The Opportunity in the Crisis

The partial American retreat from its traditional role as the indispensable organiser of western-aligned security cooperation is a serious challenge. It is also, paradoxically, an opportunity—for Europe, for Canada, for the middle powers of the Indo-Pacific—to build a more genuinely multilateral architecture that is resilient to the domestic political cycles.
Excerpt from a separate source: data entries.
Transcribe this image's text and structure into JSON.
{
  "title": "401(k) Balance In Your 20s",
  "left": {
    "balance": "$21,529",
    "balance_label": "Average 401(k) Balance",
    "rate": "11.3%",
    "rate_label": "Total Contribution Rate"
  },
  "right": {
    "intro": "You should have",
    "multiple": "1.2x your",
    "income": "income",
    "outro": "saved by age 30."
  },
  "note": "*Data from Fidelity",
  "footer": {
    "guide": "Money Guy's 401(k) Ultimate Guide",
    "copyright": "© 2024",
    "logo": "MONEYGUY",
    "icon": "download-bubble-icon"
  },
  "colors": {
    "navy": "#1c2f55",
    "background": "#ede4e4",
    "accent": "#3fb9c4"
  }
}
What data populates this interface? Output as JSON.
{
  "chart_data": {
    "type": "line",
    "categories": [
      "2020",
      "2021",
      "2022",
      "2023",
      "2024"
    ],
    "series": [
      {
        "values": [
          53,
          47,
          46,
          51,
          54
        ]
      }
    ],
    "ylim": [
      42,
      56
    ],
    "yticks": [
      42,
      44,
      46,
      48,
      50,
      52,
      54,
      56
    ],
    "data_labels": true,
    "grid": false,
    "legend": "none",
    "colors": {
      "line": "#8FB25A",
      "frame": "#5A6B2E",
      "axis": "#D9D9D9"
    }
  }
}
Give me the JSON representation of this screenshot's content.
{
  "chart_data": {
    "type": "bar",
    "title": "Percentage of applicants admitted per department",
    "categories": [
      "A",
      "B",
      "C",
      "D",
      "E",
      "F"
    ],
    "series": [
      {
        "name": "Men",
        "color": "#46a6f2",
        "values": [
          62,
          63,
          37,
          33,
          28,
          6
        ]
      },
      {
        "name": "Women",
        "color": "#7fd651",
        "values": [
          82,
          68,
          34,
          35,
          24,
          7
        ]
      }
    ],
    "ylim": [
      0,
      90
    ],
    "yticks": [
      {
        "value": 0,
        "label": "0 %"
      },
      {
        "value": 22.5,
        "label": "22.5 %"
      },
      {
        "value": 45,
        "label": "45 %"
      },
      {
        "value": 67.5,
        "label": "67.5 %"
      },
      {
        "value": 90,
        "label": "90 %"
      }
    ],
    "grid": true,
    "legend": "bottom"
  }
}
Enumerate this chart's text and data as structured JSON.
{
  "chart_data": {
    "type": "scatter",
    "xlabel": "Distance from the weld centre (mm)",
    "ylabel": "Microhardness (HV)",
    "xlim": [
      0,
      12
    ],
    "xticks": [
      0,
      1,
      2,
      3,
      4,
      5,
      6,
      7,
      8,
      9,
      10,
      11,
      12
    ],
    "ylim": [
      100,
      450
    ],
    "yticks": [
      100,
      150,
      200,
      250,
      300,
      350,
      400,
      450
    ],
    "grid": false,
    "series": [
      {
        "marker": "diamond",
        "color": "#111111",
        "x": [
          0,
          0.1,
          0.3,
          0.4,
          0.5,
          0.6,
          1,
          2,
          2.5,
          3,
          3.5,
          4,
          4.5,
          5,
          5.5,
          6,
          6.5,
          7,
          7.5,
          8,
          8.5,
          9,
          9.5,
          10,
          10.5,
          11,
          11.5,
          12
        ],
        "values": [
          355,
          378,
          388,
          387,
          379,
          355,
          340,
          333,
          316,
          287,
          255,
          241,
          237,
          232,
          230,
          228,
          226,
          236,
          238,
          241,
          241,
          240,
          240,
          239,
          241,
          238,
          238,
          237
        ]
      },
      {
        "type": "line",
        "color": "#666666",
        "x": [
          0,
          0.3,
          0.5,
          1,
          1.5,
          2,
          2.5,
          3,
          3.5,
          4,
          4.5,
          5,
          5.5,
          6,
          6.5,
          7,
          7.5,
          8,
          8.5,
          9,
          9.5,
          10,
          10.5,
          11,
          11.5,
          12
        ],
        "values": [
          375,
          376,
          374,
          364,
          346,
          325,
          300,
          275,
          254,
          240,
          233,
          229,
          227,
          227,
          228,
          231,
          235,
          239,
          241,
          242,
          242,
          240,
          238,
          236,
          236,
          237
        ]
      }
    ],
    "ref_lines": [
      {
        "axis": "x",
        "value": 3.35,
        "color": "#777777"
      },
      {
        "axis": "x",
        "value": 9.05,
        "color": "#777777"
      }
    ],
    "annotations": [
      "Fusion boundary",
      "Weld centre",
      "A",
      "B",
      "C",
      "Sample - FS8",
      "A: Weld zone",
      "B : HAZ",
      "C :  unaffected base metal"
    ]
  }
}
The democratic world does not lack the resources, the relationships, or the values to sustain and deepen the transatlantic–Indo-Pacific convergence. What it has sometimes lacked is the political will to lead without waiting for permission. The moment calls for precisely that kind of leadership: clear-eyed about the China challenge, honest about differences within the coalition, and committed to the institutional work of converting shared threat perception into shared strategic action.

The Lennart Meri Conference convenes in a city that understands, better than most, what is at stake when the rules-based order frays and what it takes to defend it. That understanding is not a Baltic speciality—it should be a transatlantic and Indo-Pacific one.


This article was written for the Lennart Meri Conference special issue of ICDS Diplomaatia magazine. Views expressed in ICDS publications are those of the author(s).